Когда он с непроницаемым лицом вернулся в аптеку, взмокший от усилий господин Попов, протягивая ему тросточку, взмолился: "Объясните, как извлечь содержимое! И как оно туда помещается?". Бох взял трость и ответил: "Спасибо, но насчет помещения и извлечения содержимого мне все объяснила ваша очаровательная супруга. А это...
– Он вдруг поднес тросточку к лицу аптекаря, и тот еще раз покрылся испариной, увидев перед собой живые глаза змеи.
– Очень просто. Надо только позвать смерть".

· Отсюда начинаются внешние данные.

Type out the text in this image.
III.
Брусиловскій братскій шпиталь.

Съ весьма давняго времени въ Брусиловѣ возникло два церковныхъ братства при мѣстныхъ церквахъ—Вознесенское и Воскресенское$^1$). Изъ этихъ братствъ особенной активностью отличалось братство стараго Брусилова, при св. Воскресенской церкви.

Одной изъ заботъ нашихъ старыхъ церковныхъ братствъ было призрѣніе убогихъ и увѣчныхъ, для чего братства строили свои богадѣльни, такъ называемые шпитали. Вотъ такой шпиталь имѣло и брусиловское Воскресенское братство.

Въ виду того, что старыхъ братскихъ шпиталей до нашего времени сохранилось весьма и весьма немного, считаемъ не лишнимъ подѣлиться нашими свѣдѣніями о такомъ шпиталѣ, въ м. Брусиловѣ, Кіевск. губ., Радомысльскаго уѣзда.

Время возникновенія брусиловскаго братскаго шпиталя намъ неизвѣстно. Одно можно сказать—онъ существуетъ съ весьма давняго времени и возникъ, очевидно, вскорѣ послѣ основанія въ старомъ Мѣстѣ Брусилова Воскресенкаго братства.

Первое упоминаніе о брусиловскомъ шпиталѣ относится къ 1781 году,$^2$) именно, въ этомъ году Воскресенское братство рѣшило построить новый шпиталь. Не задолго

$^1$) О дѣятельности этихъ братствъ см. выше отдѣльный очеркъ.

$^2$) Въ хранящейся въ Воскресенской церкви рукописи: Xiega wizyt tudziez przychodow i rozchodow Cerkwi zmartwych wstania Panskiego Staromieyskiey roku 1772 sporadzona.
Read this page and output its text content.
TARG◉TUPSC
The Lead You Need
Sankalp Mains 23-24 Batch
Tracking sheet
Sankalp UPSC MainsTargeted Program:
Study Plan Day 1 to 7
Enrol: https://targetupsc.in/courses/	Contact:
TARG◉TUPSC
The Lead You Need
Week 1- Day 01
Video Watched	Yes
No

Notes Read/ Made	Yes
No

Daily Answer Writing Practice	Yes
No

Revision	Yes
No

Госпожа Змойро объяснила ему, чем Достоевский отличается от Гюго, а Писсарро - от Шишкина. Она научила его ценить Скрябина и нежиться после коитуса под Дебюсси ("ни на что иное он попросту не годен"). Она учила его английскому языку, и когда однажды он, морщась, посетовал на нарочитую усложненность Шекспира, взяла его голову в свои теплые узкие ладони и медленно и отчетливо проговорила: "Simply the thing I am shall make me live", после чего с грустью заметила: "Если вам угодно, это отныне и будет вашим девизом на всю жизнь: "Лишь потому, что я такой, я буду жить".
– И тотчас, стряхнув с розовых ног шелковые тапочки, завопила во всю грудь: Baisemoi! И только на ты! Baisemoi...".
Вечерами они смотрели фильмы "Потомок дьявола", "Сатана ликующий", "Скерцо дьявола", "Венчал их Сатана", "Дети Сатаны", "Сатана тут правит бал", "Девьи горы" с Сатаной и Иудой, путешествующими по странам и векам в поисках непорочной девичьей души, но не находящими ее даже в городке на берегу Иордана, и апофеозом - картину о жизни богемы под названием "Пусть завтра смерть - сегодня мы живем" с Иваном Мозжухиным в роли Ивана Мозжухина.